We will request additional materials and letters of recommendation from candidates who advance in the search process. Review of materials will begin February 15, 2023 and continue until the position has been filled. Please direct questions about the process via e-mail to richardscenter@psu.edu.

2023-2024 Pre-Doctoral Fellows

Kirsten Lee is a PhD Candidate in English at the University of Pennsylvania, where she also holds certificates in College and Undergraduate Teaching and Gender, Sexuality, and Women’s Studies. Her research interests include abolition, migration, 20th century feminisms, queer theory, Black (cultural) studies and early American literature broadly construed.

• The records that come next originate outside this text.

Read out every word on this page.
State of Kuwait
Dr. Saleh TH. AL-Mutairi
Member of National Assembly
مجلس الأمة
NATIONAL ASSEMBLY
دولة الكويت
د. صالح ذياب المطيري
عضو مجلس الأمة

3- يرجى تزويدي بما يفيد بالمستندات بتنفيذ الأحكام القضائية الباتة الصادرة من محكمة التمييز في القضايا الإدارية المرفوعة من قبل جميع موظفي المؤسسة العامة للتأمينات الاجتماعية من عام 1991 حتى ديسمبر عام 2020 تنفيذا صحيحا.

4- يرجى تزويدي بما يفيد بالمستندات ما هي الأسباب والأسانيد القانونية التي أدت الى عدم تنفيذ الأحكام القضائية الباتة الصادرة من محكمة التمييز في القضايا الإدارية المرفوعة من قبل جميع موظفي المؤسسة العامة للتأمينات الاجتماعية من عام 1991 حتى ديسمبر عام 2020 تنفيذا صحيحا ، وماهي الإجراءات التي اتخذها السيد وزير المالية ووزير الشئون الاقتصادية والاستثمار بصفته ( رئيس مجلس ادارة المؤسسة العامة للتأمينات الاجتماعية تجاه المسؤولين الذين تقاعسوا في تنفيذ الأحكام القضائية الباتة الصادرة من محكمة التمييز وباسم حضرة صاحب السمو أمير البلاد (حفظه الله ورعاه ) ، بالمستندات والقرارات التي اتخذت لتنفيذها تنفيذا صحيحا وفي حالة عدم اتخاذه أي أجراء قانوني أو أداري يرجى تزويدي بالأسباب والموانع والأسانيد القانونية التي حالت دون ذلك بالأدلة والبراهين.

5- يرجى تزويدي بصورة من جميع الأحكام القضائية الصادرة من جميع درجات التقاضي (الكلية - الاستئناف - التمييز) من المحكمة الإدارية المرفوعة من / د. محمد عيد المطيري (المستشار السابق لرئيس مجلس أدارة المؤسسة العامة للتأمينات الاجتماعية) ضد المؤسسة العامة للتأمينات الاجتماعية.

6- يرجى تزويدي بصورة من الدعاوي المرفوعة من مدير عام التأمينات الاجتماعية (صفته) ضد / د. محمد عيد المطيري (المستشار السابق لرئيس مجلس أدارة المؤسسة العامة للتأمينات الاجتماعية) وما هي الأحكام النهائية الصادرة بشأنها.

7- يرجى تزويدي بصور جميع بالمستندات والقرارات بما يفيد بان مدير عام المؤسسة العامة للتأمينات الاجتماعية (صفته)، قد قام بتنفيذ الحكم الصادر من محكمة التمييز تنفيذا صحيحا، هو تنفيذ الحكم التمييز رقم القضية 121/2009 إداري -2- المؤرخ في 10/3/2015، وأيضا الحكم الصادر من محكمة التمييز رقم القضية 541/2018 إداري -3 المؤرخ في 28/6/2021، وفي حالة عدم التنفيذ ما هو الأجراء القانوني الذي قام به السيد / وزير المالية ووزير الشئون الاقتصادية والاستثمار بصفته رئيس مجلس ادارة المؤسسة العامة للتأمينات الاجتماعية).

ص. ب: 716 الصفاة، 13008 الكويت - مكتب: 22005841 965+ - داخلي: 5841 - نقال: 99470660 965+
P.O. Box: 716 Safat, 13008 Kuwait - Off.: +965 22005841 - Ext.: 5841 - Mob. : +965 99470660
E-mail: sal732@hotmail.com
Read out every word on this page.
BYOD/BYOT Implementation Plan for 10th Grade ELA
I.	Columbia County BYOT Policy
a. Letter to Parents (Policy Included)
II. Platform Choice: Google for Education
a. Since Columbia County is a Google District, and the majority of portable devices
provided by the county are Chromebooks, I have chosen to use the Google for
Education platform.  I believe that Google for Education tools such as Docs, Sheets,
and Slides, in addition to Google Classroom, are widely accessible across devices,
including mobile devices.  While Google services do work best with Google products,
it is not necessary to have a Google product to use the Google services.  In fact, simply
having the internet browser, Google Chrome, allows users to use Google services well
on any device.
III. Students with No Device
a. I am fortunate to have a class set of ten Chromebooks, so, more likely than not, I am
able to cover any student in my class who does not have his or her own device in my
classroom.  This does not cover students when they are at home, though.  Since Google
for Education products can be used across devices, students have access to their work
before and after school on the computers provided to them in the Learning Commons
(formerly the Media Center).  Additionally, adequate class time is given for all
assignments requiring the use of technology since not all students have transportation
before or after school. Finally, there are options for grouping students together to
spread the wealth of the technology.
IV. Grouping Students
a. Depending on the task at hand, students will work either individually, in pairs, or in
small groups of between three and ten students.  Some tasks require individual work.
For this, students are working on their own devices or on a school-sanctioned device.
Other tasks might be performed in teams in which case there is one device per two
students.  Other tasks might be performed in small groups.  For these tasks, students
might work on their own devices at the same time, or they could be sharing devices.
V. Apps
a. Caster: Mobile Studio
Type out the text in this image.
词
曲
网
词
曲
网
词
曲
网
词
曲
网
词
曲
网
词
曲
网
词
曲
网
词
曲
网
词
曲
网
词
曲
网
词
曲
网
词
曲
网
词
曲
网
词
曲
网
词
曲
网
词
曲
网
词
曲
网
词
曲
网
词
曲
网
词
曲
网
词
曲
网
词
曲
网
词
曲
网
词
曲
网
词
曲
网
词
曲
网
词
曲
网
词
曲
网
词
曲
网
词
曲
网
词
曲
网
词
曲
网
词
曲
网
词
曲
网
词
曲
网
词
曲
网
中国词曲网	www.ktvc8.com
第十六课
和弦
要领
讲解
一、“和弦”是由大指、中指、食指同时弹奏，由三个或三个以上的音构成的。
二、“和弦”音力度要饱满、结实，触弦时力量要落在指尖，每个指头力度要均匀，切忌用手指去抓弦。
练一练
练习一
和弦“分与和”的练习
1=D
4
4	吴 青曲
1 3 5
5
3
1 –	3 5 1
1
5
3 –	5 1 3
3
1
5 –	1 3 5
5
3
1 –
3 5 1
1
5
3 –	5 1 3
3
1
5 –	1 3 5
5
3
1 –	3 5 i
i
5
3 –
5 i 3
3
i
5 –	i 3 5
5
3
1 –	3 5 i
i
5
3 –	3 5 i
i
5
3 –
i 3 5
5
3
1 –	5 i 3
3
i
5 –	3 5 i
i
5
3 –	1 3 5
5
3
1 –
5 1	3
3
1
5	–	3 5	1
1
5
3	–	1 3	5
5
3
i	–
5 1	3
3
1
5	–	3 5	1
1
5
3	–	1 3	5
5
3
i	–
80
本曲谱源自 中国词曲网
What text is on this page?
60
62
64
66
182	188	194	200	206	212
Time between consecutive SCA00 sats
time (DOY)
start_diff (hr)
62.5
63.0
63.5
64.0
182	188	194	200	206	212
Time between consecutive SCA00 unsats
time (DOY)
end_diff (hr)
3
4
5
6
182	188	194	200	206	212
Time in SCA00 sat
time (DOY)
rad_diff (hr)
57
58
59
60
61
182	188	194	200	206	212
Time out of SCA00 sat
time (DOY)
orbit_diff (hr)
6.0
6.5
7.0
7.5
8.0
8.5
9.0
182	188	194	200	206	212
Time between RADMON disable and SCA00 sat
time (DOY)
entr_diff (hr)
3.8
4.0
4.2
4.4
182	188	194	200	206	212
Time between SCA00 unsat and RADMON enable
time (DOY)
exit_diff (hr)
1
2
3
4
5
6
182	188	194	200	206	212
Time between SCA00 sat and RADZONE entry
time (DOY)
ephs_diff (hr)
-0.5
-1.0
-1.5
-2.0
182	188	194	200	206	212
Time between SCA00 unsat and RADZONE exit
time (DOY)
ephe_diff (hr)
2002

Her dissertation, “Abolition’s Plots: Literature, Speculation, and Black Border/lands in North America, 1763-1886,” turns to feminist geographies to understand the narrative technologies of American westward (and failed southward) expansion in the long nineteenth century. By studying speculation as an economic and cultural practice in the nineteenth-century United States, her dissertation theorizes how and why Black nationalist aesthetics and Afrofuturist thought routinely confront the problem of imagining life after, beyond, and without property by pointing to the ante- and postbellum period. Her work has appeared in the journal Early American Literature and in American Literature in Transition, 1770-1828 from Cambridge University Press.

Cooper Wingert is a PhD candidate in the History Department at Georgetown University. He is a historian of slavery, federalism, and state-building during the Civil War Era. His in-progress dissertation examines how wartime freedom seekers and Union army provost marshals navigated civil-military tensions and brokered emancipation in the field, and in the process renegotiated and reinvented federalism in the United States. His scholarship has been featured in the Journal of American History (June 2023) and Civil War History (September 2023). Wingert is also the author of several books including Slavery and the Underground Railroad in South Central Pennsylvania. Wingert currently serves as Assistant Director of the National Park Service project Slave Stampedes on the Southern Borderlands.